A lot of people log their flight time straight off the hobbs meter, which is wrong. Logging flight time starts the second the aircraft moves under its own power and stops when the aircraft comes to a complete final stop. No hobbs meter measures this. The only way to measure this is by stopwatch. Example, you start the engine(s), hobbs start counting, tach is counting but very slowly. You get the ATIS, then your clearance, run pre taxi check, then 6 minutes later, power up to start your taxi. Hobbs already counted .1, but legally you cannot log this flight time because the aircraft hasn't moved yet. It takes you 12 minutes to taxi and hold short for takeoff before you're airborne (.2 hobbs, maybe .1 tach so far). You fly for 30 minutes then land (.5 hobbs, .5 tach).
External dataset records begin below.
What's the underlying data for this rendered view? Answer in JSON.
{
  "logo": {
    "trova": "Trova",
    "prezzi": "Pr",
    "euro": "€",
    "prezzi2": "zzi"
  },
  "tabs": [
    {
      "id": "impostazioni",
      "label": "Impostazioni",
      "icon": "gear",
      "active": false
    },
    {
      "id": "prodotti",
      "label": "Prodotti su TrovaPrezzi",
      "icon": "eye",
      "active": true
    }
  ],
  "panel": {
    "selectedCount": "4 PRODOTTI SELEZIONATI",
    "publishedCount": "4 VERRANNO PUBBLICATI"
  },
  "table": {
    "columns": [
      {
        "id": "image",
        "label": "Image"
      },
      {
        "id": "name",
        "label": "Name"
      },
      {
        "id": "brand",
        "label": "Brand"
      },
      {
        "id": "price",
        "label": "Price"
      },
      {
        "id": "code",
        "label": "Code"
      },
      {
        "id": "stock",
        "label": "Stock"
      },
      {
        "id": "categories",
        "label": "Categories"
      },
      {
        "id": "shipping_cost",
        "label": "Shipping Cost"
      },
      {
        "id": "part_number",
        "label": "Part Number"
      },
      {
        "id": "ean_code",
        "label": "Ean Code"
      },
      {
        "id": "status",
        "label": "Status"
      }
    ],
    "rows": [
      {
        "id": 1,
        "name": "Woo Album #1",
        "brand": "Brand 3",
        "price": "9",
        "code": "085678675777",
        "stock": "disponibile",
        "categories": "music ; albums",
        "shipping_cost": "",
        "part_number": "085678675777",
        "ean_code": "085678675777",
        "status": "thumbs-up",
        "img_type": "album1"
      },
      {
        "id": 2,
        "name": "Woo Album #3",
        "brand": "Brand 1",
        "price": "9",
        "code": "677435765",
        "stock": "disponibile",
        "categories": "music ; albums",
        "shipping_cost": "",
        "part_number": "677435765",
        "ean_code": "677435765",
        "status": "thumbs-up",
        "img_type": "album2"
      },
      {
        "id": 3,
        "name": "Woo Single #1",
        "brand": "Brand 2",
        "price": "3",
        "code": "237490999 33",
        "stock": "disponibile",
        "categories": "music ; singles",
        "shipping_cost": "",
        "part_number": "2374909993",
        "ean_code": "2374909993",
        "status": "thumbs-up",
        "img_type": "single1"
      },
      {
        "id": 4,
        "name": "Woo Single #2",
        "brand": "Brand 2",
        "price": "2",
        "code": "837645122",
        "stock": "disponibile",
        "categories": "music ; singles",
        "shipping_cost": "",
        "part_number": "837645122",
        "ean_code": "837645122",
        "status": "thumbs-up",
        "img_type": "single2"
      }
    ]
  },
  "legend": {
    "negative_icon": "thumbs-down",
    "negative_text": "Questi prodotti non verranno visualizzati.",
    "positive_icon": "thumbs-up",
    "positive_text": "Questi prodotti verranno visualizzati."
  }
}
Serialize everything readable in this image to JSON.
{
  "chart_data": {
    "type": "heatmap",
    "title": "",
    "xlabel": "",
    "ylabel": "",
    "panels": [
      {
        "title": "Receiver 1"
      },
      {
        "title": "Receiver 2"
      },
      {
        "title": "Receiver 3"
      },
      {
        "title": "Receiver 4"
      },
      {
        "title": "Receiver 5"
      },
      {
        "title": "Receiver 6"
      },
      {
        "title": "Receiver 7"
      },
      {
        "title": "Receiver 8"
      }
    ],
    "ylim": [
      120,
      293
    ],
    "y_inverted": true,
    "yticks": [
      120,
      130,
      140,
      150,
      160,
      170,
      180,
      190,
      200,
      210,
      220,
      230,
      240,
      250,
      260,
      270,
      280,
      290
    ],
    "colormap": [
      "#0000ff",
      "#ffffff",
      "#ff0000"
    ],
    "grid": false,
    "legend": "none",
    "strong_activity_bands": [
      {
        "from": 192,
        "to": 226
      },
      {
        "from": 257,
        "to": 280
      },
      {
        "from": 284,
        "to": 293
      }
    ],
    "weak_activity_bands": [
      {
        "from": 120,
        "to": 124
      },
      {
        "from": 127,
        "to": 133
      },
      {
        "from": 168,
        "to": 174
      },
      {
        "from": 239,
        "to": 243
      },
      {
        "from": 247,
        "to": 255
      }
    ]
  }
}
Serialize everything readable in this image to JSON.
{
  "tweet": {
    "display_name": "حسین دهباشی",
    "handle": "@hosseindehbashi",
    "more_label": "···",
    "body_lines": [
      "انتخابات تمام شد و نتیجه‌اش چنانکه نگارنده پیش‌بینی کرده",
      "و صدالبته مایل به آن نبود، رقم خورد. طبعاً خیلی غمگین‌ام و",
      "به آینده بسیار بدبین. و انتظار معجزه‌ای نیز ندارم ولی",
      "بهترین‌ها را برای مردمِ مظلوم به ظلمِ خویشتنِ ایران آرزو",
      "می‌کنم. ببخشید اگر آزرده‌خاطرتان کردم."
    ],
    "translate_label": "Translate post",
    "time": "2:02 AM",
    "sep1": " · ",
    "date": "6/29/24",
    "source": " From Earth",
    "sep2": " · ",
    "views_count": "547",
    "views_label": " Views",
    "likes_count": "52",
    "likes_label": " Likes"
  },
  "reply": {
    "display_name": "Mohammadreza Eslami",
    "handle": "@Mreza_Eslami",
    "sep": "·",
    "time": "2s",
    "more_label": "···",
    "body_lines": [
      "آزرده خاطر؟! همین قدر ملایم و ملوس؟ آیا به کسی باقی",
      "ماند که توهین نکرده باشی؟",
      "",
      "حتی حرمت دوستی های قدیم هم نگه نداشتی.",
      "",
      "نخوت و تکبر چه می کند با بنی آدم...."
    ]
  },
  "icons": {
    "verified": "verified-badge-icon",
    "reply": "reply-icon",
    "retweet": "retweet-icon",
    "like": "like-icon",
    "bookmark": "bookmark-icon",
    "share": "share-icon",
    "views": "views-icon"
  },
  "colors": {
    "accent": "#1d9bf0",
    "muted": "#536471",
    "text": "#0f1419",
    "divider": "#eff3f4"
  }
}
Taxi back in for another 6 minutes (.1 hobbs, 0 tach). Total times .9 hobbs, .6 tach. Loggable flight time .8. Aircraft time in service .5. The tach is close but not totally accurate of time in service, but since it's more on the conservative side, it's acceptable to measure time in service off the tach.
The ONLY way the measure loggable flight time is to use a stopwatch or mark the time when the wheels move. There are however a few ways to measure time in service of the aircraft, a tach, a hobbs with oil pressure switch, hobbs with squat switch, or simply keeping track with a written log.